De Virgilio, Roberto; Maccioni, Antonio; Torlone, Riccardo

doi:10.1145/2457317.2457352

"Approximate query answering relies on a similarity measure that evaluates the relevance, for a given query, of a set of data extracted from the underlying database. In the context of graph-modeled data, many methods (such as, subgraph isomorphism, graph edit distance, and maximum common subgraph) have been proposed to face this problem. Unfortunately, they are usually hard to compute and when they are used on RDF data, several drawbacks arise. In this paper, we propose a measure to evaluate the similarity between a (small) graph representing a query and a portion of a (large) graph representing an RDF data set. We show that this measure: (i) can be evaluated in linear time with respect to the size of the given graphs and, (ii) guarantees other interesting properties. In order to show the feasibility of our approach, we have used such similarity measure in a technique for approximate query answering.

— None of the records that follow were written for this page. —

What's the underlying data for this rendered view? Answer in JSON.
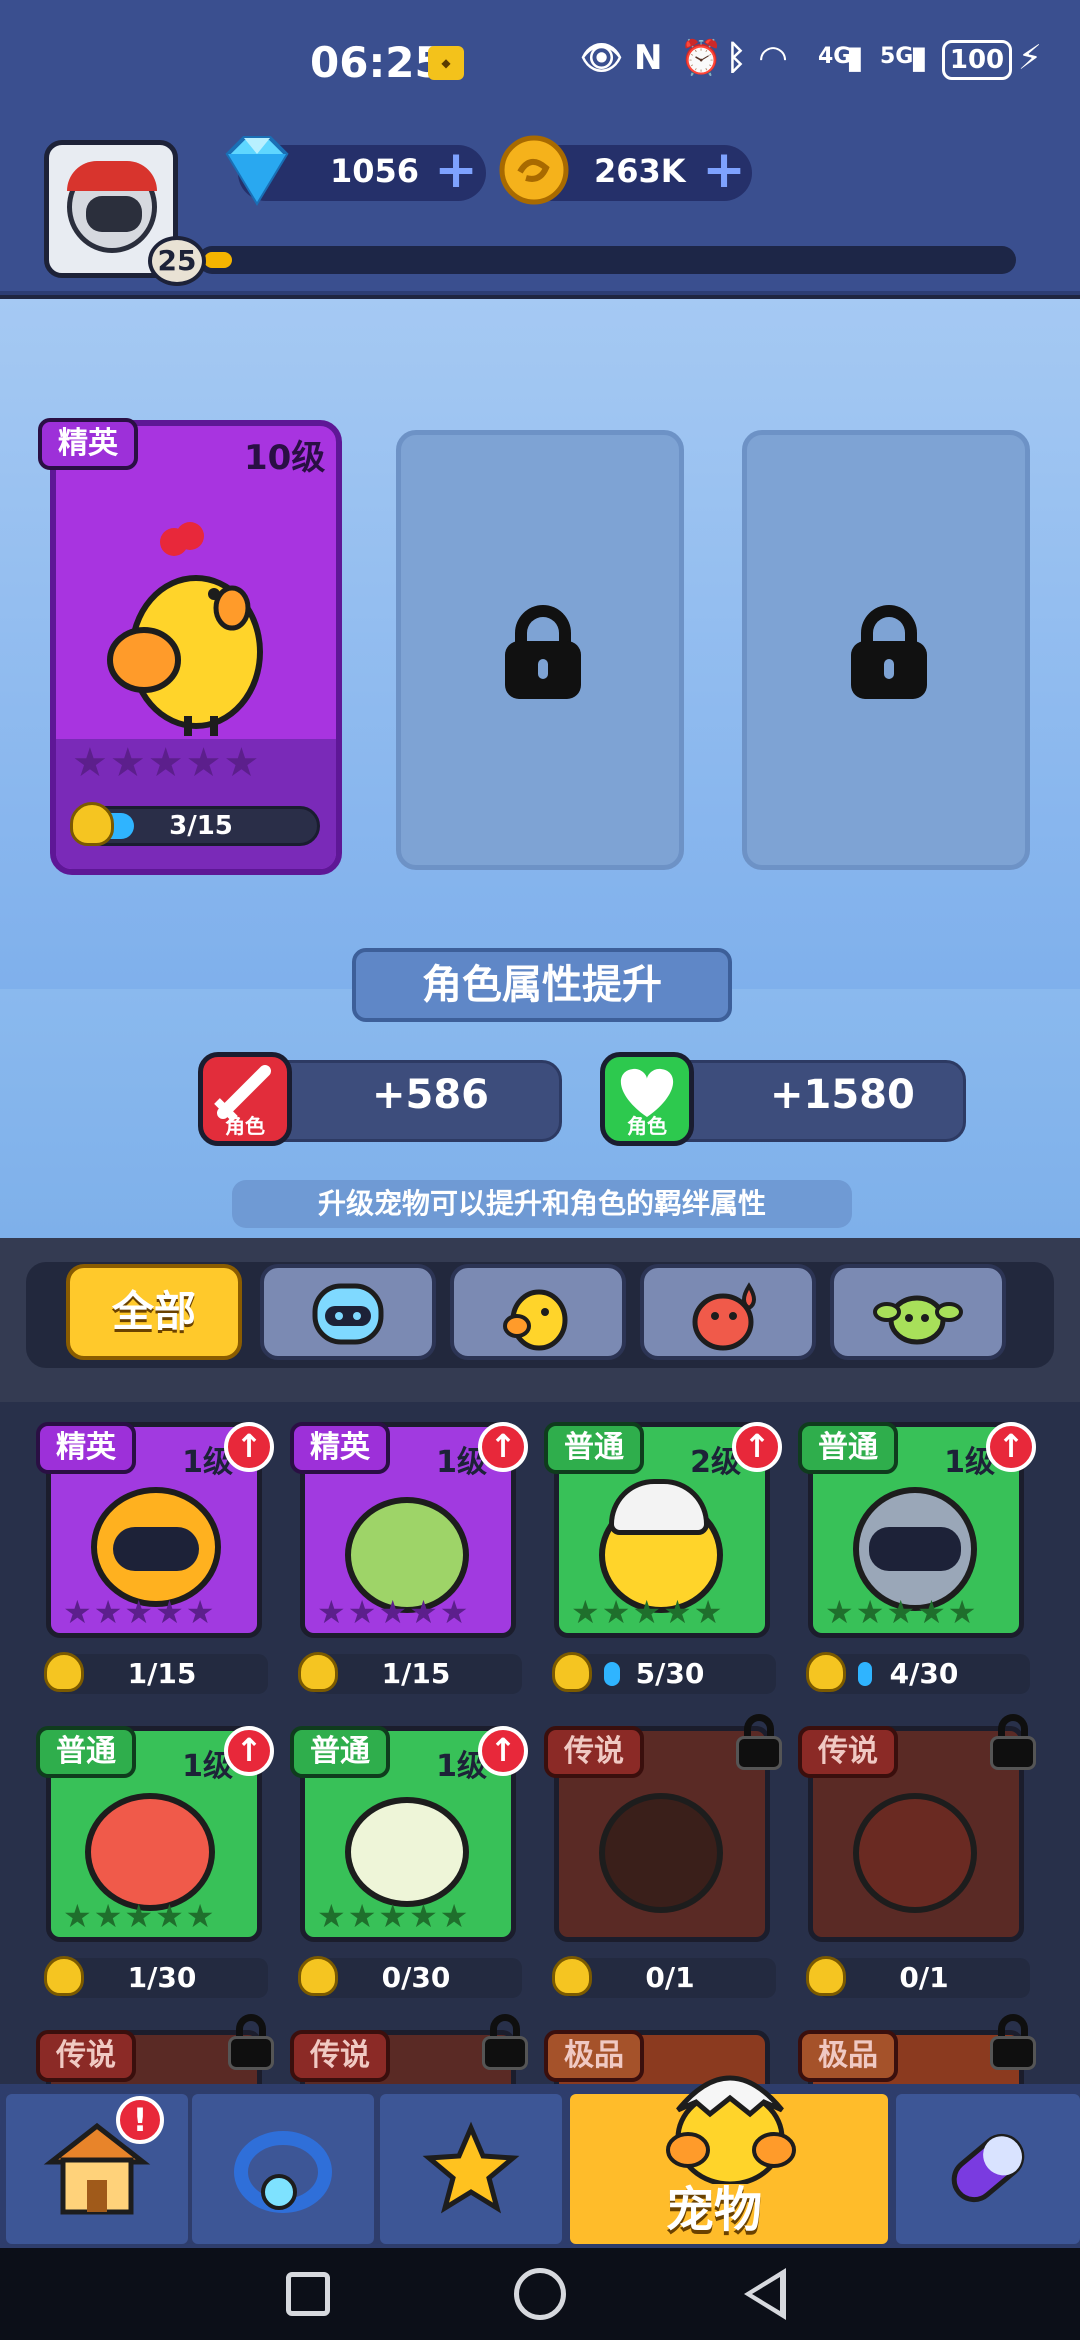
{
  "status_bar": {
    "time": "06:25",
    "battery": "100",
    "network1": "4G",
    "network2": "5G"
  },
  "player": {
    "level": "25",
    "gems": "1056",
    "coins": "263K",
    "xp_progress": 0.02
  },
  "equipped_slots": [
    {
      "rarity": "精英",
      "level": "10级",
      "progress": "3/15",
      "progress_value": 0.2,
      "stars": "★★★★★"
    },
    {
      "locked": true
    },
    {
      "locked": true
    }
  ],
  "bond": {
    "title": "角色属性提升",
    "attack_label": "角色",
    "attack_value": "+586",
    "hp_label": "角色",
    "hp_value": "+1580",
    "hint": "升级宠物可以提升和角色的羁绊属性"
  },
  "filter_tabs": {
    "all_label": "全部",
    "icons": [
      "robot-icon",
      "chick-icon",
      "fire-icon",
      "plant-icon"
    ]
  },
  "pets": [
    {
      "rarity": "精英",
      "level": "1级",
      "progress": "1/15",
      "stars": "★★★★★"
    },
    {
      "rarity": "精英",
      "level": "1级",
      "progress": "1/15",
      "stars": "★★★★★"
    },
    {
      "rarity": "普通",
      "level": "2级",
      "progress": "5/30",
      "stars": "★★★★★"
    },
    {
      "rarity": "普通",
      "level": "1级",
      "progress": "4/30",
      "stars": "★★★★★"
    },
    {
      "rarity": "普通",
      "level": "1级",
      "progress": "1/30",
      "stars": "★★★★★"
    },
    {
      "rarity": "普通",
      "level": "1级",
      "progress": "0/30",
      "stars": "★★★★★"
    },
    {
      "rarity": "传说",
      "progress": "0/1"
    },
    {
      "rarity": "传说",
      "progress": "0/1"
    },
    {
      "rarity": "传说"
    },
    {
      "rarity": "传说"
    },
    {
      "rarity": "极品"
    },
    {
      "rarity": "极品"
    }
  ],
  "bottom_nav": {
    "active_label": "宠物",
    "shop_badge": "!"
  }
}
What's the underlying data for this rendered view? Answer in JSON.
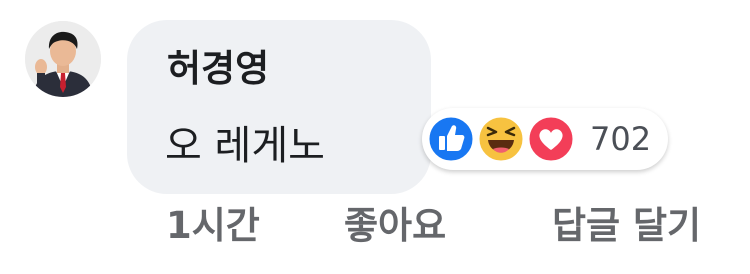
{
  "comment": {
    "author": "허경영",
    "text": "오 레게노",
    "avatar_icon": "profile-photo",
    "bubble_color": "#eff1f4"
  },
  "reactions": {
    "icons": [
      "like-icon",
      "haha-icon",
      "love-icon"
    ],
    "count": "702",
    "colors": {
      "like": "#1877f2",
      "haha": "#f7c240",
      "love": "#f33e58"
    }
  },
  "actions": {
    "time": "1시간",
    "like": "좋아요",
    "reply": "답글 달기"
  }
}
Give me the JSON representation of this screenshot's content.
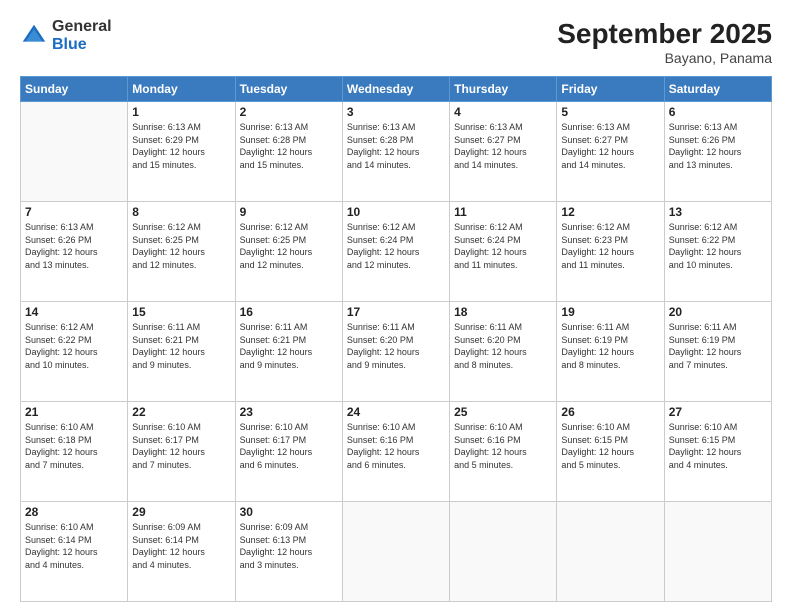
{
  "logo": {
    "general": "General",
    "blue": "Blue"
  },
  "title": "September 2025",
  "subtitle": "Bayano, Panama",
  "days": [
    "Sunday",
    "Monday",
    "Tuesday",
    "Wednesday",
    "Thursday",
    "Friday",
    "Saturday"
  ],
  "weeks": [
    [
      {
        "day": "",
        "info": ""
      },
      {
        "day": "1",
        "info": "Sunrise: 6:13 AM\nSunset: 6:29 PM\nDaylight: 12 hours\nand 15 minutes."
      },
      {
        "day": "2",
        "info": "Sunrise: 6:13 AM\nSunset: 6:28 PM\nDaylight: 12 hours\nand 15 minutes."
      },
      {
        "day": "3",
        "info": "Sunrise: 6:13 AM\nSunset: 6:28 PM\nDaylight: 12 hours\nand 14 minutes."
      },
      {
        "day": "4",
        "info": "Sunrise: 6:13 AM\nSunset: 6:27 PM\nDaylight: 12 hours\nand 14 minutes."
      },
      {
        "day": "5",
        "info": "Sunrise: 6:13 AM\nSunset: 6:27 PM\nDaylight: 12 hours\nand 14 minutes."
      },
      {
        "day": "6",
        "info": "Sunrise: 6:13 AM\nSunset: 6:26 PM\nDaylight: 12 hours\nand 13 minutes."
      }
    ],
    [
      {
        "day": "7",
        "info": "Sunrise: 6:13 AM\nSunset: 6:26 PM\nDaylight: 12 hours\nand 13 minutes."
      },
      {
        "day": "8",
        "info": "Sunrise: 6:12 AM\nSunset: 6:25 PM\nDaylight: 12 hours\nand 12 minutes."
      },
      {
        "day": "9",
        "info": "Sunrise: 6:12 AM\nSunset: 6:25 PM\nDaylight: 12 hours\nand 12 minutes."
      },
      {
        "day": "10",
        "info": "Sunrise: 6:12 AM\nSunset: 6:24 PM\nDaylight: 12 hours\nand 12 minutes."
      },
      {
        "day": "11",
        "info": "Sunrise: 6:12 AM\nSunset: 6:24 PM\nDaylight: 12 hours\nand 11 minutes."
      },
      {
        "day": "12",
        "info": "Sunrise: 6:12 AM\nSunset: 6:23 PM\nDaylight: 12 hours\nand 11 minutes."
      },
      {
        "day": "13",
        "info": "Sunrise: 6:12 AM\nSunset: 6:22 PM\nDaylight: 12 hours\nand 10 minutes."
      }
    ],
    [
      {
        "day": "14",
        "info": "Sunrise: 6:12 AM\nSunset: 6:22 PM\nDaylight: 12 hours\nand 10 minutes."
      },
      {
        "day": "15",
        "info": "Sunrise: 6:11 AM\nSunset: 6:21 PM\nDaylight: 12 hours\nand 9 minutes."
      },
      {
        "day": "16",
        "info": "Sunrise: 6:11 AM\nSunset: 6:21 PM\nDaylight: 12 hours\nand 9 minutes."
      },
      {
        "day": "17",
        "info": "Sunrise: 6:11 AM\nSunset: 6:20 PM\nDaylight: 12 hours\nand 9 minutes."
      },
      {
        "day": "18",
        "info": "Sunrise: 6:11 AM\nSunset: 6:20 PM\nDaylight: 12 hours\nand 8 minutes."
      },
      {
        "day": "19",
        "info": "Sunrise: 6:11 AM\nSunset: 6:19 PM\nDaylight: 12 hours\nand 8 minutes."
      },
      {
        "day": "20",
        "info": "Sunrise: 6:11 AM\nSunset: 6:19 PM\nDaylight: 12 hours\nand 7 minutes."
      }
    ],
    [
      {
        "day": "21",
        "info": "Sunrise: 6:10 AM\nSunset: 6:18 PM\nDaylight: 12 hours\nand 7 minutes."
      },
      {
        "day": "22",
        "info": "Sunrise: 6:10 AM\nSunset: 6:17 PM\nDaylight: 12 hours\nand 7 minutes."
      },
      {
        "day": "23",
        "info": "Sunrise: 6:10 AM\nSunset: 6:17 PM\nDaylight: 12 hours\nand 6 minutes."
      },
      {
        "day": "24",
        "info": "Sunrise: 6:10 AM\nSunset: 6:16 PM\nDaylight: 12 hours\nand 6 minutes."
      },
      {
        "day": "25",
        "info": "Sunrise: 6:10 AM\nSunset: 6:16 PM\nDaylight: 12 hours\nand 5 minutes."
      },
      {
        "day": "26",
        "info": "Sunrise: 6:10 AM\nSunset: 6:15 PM\nDaylight: 12 hours\nand 5 minutes."
      },
      {
        "day": "27",
        "info": "Sunrise: 6:10 AM\nSunset: 6:15 PM\nDaylight: 12 hours\nand 4 minutes."
      }
    ],
    [
      {
        "day": "28",
        "info": "Sunrise: 6:10 AM\nSunset: 6:14 PM\nDaylight: 12 hours\nand 4 minutes."
      },
      {
        "day": "29",
        "info": "Sunrise: 6:09 AM\nSunset: 6:14 PM\nDaylight: 12 hours\nand 4 minutes."
      },
      {
        "day": "30",
        "info": "Sunrise: 6:09 AM\nSunset: 6:13 PM\nDaylight: 12 hours\nand 3 minutes."
      },
      {
        "day": "",
        "info": ""
      },
      {
        "day": "",
        "info": ""
      },
      {
        "day": "",
        "info": ""
      },
      {
        "day": "",
        "info": ""
      }
    ]
  ]
}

The technique has been implemented in a prototypical system and a number of experimental results obtained with this system confirm the effectiveness of the proposed measure."

DE VIRGILIO, R., Maccioni, A., Torlone, R. (2013). A similarity measure for approximate querying over RDF data. In Proceeding EDBT '13 Proceedings of the Joint EDBT/ICDT 2013 Workshops (pp.205-213). NEW YORK, NY, USA : Association for Computing Machinery, Inc. (ACM) [10.1145/2457317.2457352].